After a cesarean section, most activities have a specific recovery window, and the timelines vary depending on what you’re waiting to do. The short answer: plan on 6 weeks as the general benchmark for returning to normal life, but some things come sooner and others take longer. Here’s a breakdown of every major milestone.
Hospital Stay and the First Few Days
A typical hospital stay after a C-section is 2 to 3 days. During that time, you’ll transition off anesthesia, have your catheter removed, and be encouraged to drink fluids and start walking. Getting up and moving early is important for preventing blood clots, even though it won’t feel great at first.
Vaginal bleeding is normal after a cesarean, just as it is after a vaginal birth. The first few days tend to be the heaviest, with blood clots that can be as large as a golf ball. Your care team will monitor your incision for signs of infection before you’re discharged.
Lifting Restrictions
For the first two weeks, don’t lift anything heavier than 10 to 15 pounds. That’s roughly the weight of your newborn in their car seat. This protects the layers of tissue healing beneath your incision. Most providers extend some degree of caution around heavy lifting through the 6-week mark, gradually allowing you to increase the load as your body heals.
Walking and Exercise
Walking is one of the earliest forms of exercise you can safely resume, but it follows a gradual progression. During weeks 3 and 4, short walks of less than 15 minutes are a reasonable starting point. By weeks 5 and 6, you can extend those walks to around 30 minutes as long as you’re not experiencing pain or pressure during or afterward.
Core work begins gently in weeks 3 and 4 as well, focusing on coordinating your pelvic floor and deep abdominal muscles with proper breathing. This isn’t crunches or planks. It’s foundational activation work, like holding gentle contractions in a lying-down position. By weeks 5 and 6, you can add exercises like clamshells, standing hip movements, sit-to-stands, and calf raises.
Higher-impact exercise, including jogging, is generally appropriate around the 8- to 10-week mark. Even then, it’s smart to start with short bouts of less than 60 seconds to gauge how your body responds before building up.
Bathing and Swimming
Showers are fine right away, but you should avoid submerging your incision in a bathtub, hot tub, or pool until about 3 weeks after surgery. Soaking an open or still-healing incision in standing water raises the risk of infection. Your provider may clear you sooner or later depending on how your wound looks at a follow-up visit.
Sex After a C-Section
There’s no strict required waiting period, but most providers recommend waiting until after your postpartum checkup, which typically happens around 6 weeks. The risk of complications is highest in the first two weeks after delivery, and waiting beyond that gives your body more time to heal internally. The uterus has a wound at the placental site regardless of how you delivered, and that needs time to close.
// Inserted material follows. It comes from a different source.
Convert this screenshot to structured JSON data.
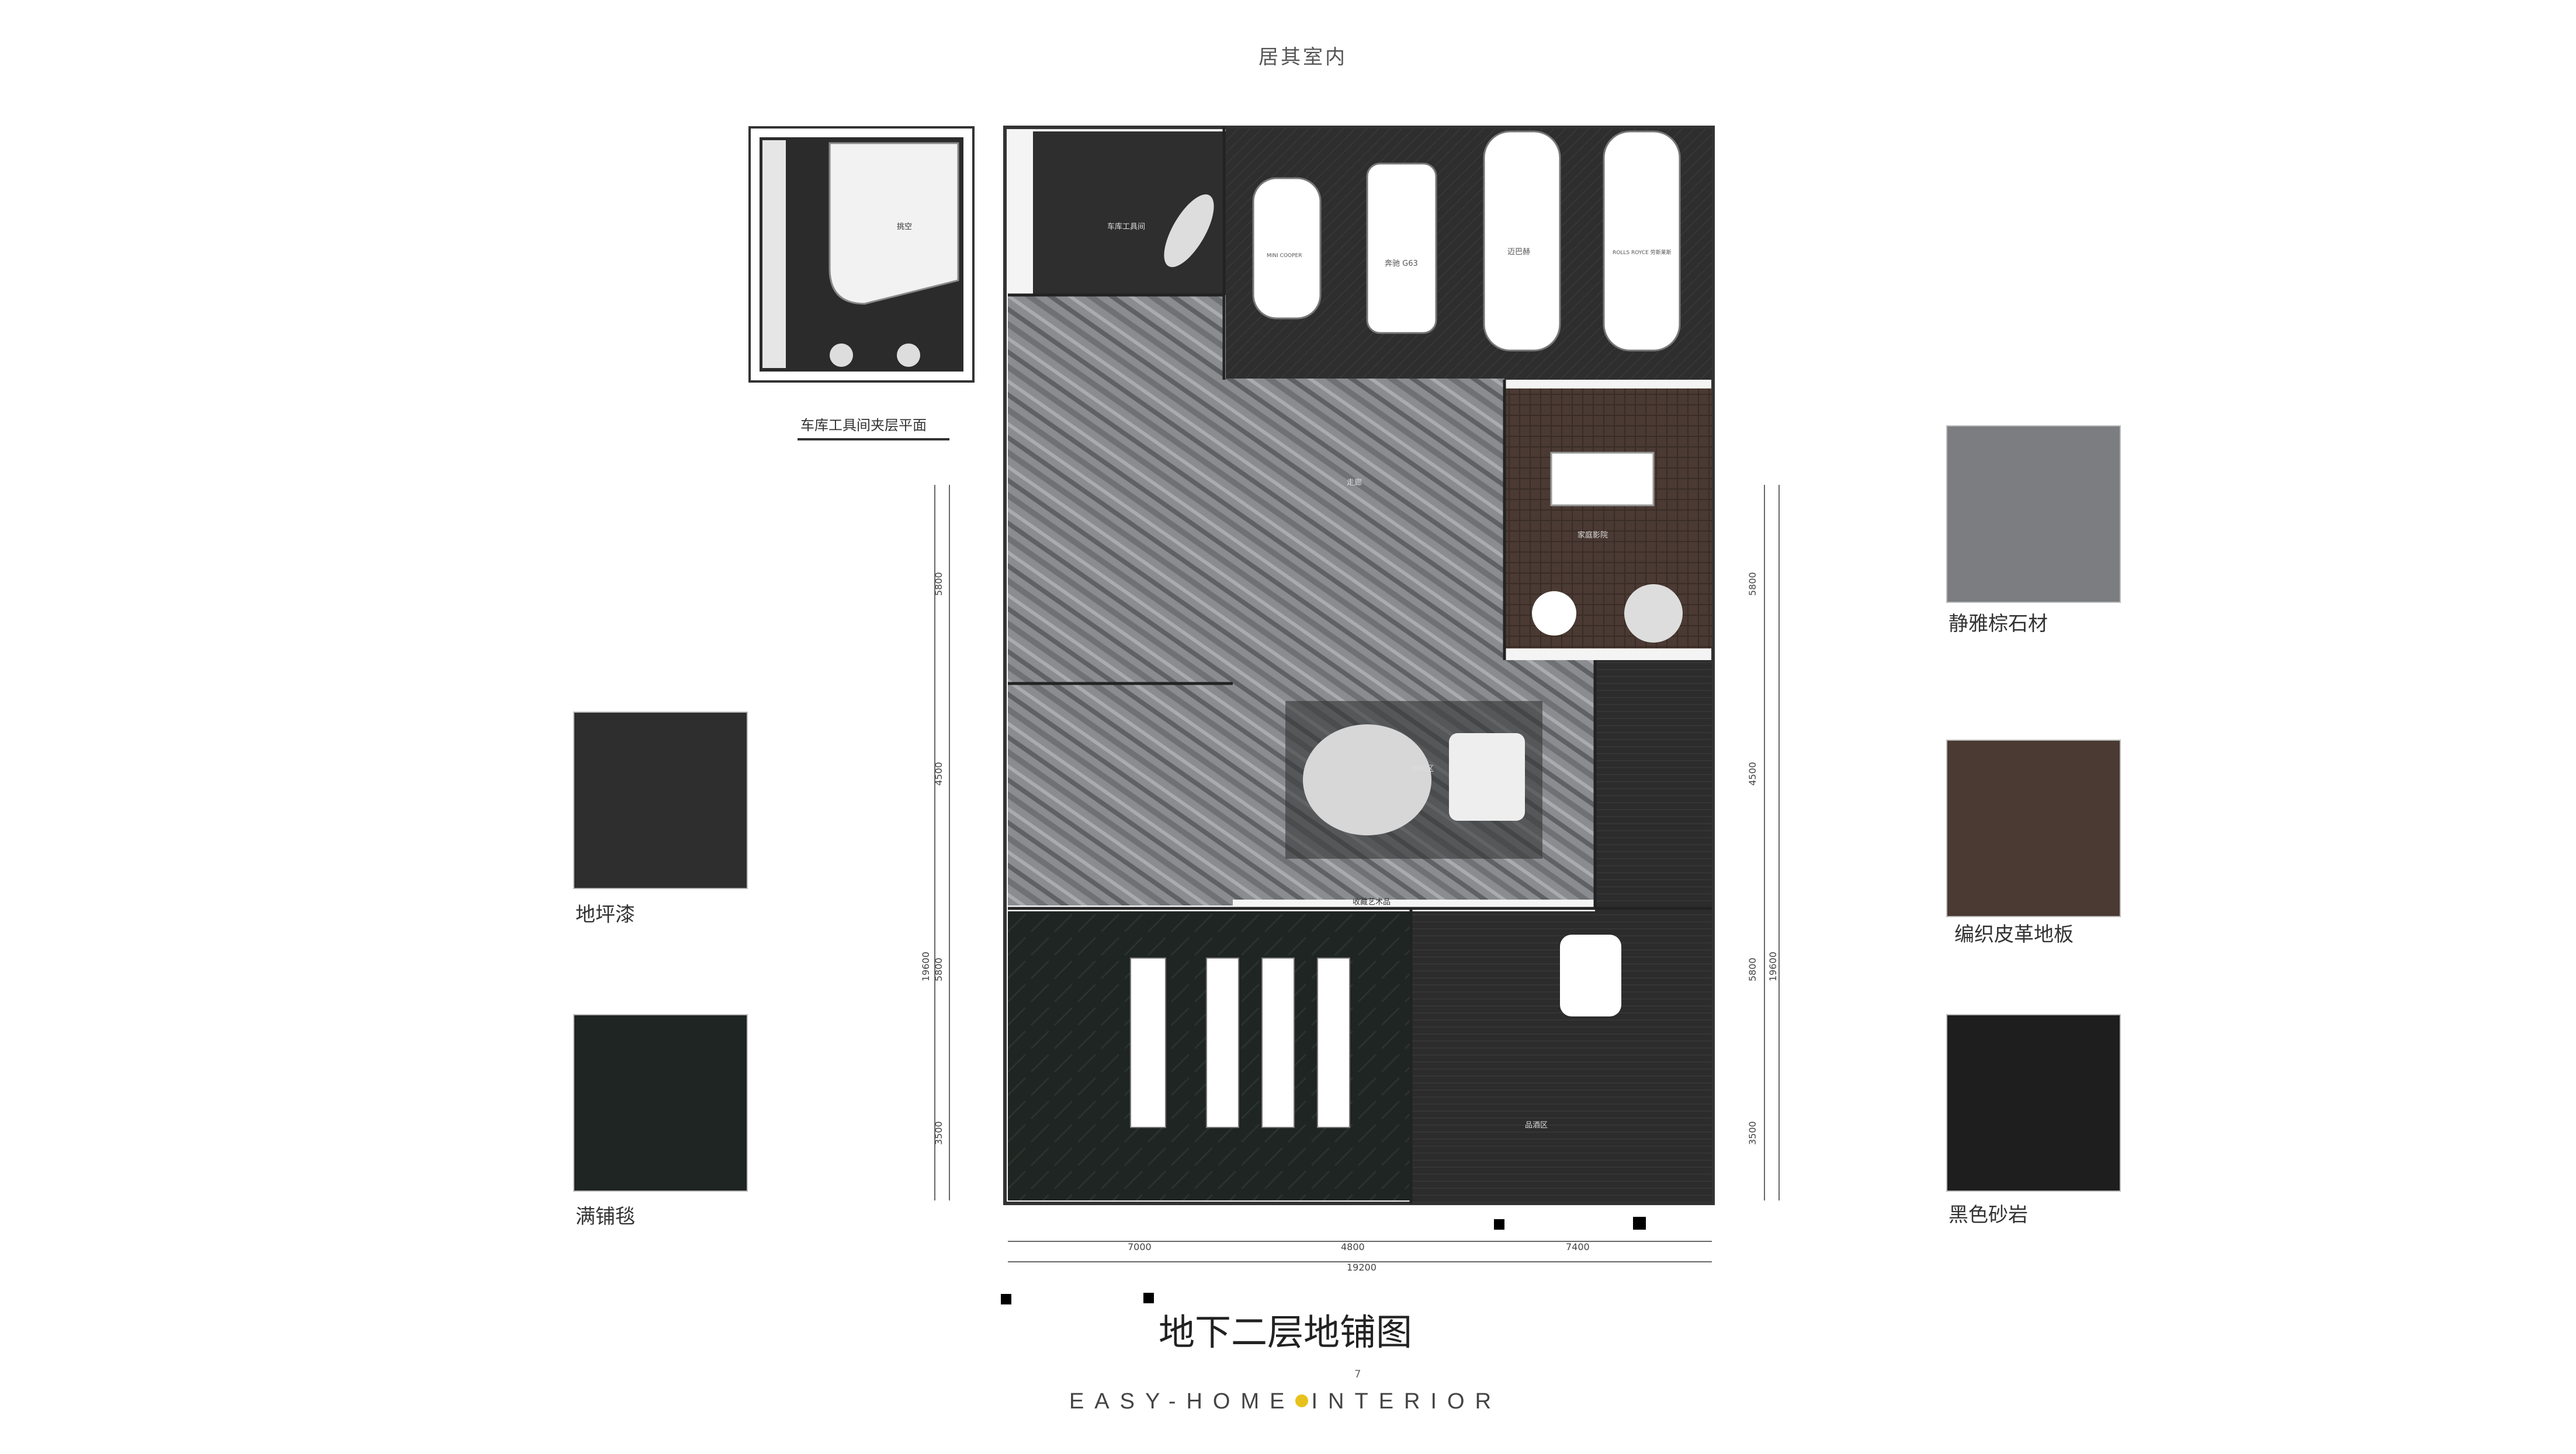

When you do resume, go at your own pace. Hormonal changes, especially if you’re breastfeeding, can affect lubrication and comfort.
Returning to Work
How soon you can go back to work depends largely on the physical demands of your job. Six weeks is a common benchmark, and many people find that even desk work feels uncomfortable before that point. If your job involves standing for long periods, lifting, or physical labor, you may need longer. The NHS recommends only resuming activities when you can do them without discomfort, which for many people isn’t until 6 weeks or beyond.
Driving
Most providers suggest waiting until you can comfortably wear a seatbelt across your incision, brake suddenly without hesitation, and turn to check your blind spots. For many people this falls somewhere between 2 and 4 weeks, though it varies. If you’re still taking prescription pain medication that causes drowsiness, you shouldn’t drive regardless of how your incision feels.
Getting Pregnant Again
The American College of Obstetricians and Gynecologists recommends waiting at least 6 months after a cesarean before getting pregnant again. The concern is uterine rupture: if the scar on your uterus hasn’t healed enough and you go into labor with a subsequent pregnancy, the uterine wall can tear open. This is a medical emergency that puts both you and the baby at serious risk. Many providers prefer an interval of 12 to 18 months between delivery and the next conception to allow for the strongest possible healing.
Signs That Something Isn’t Right
Recovery from a C-section is predictable for most people, but certain symptoms warrant a call to your provider. Watch for a fever over 100.4°F, increasing redness or swelling around the incision, foul-smelling drainage from the wound, heavy bleeding that soaks through a pad in an hour, or pain that gets worse instead of better after the first week. Calf pain or swelling in one leg can signal a blood clot and needs immediate attention.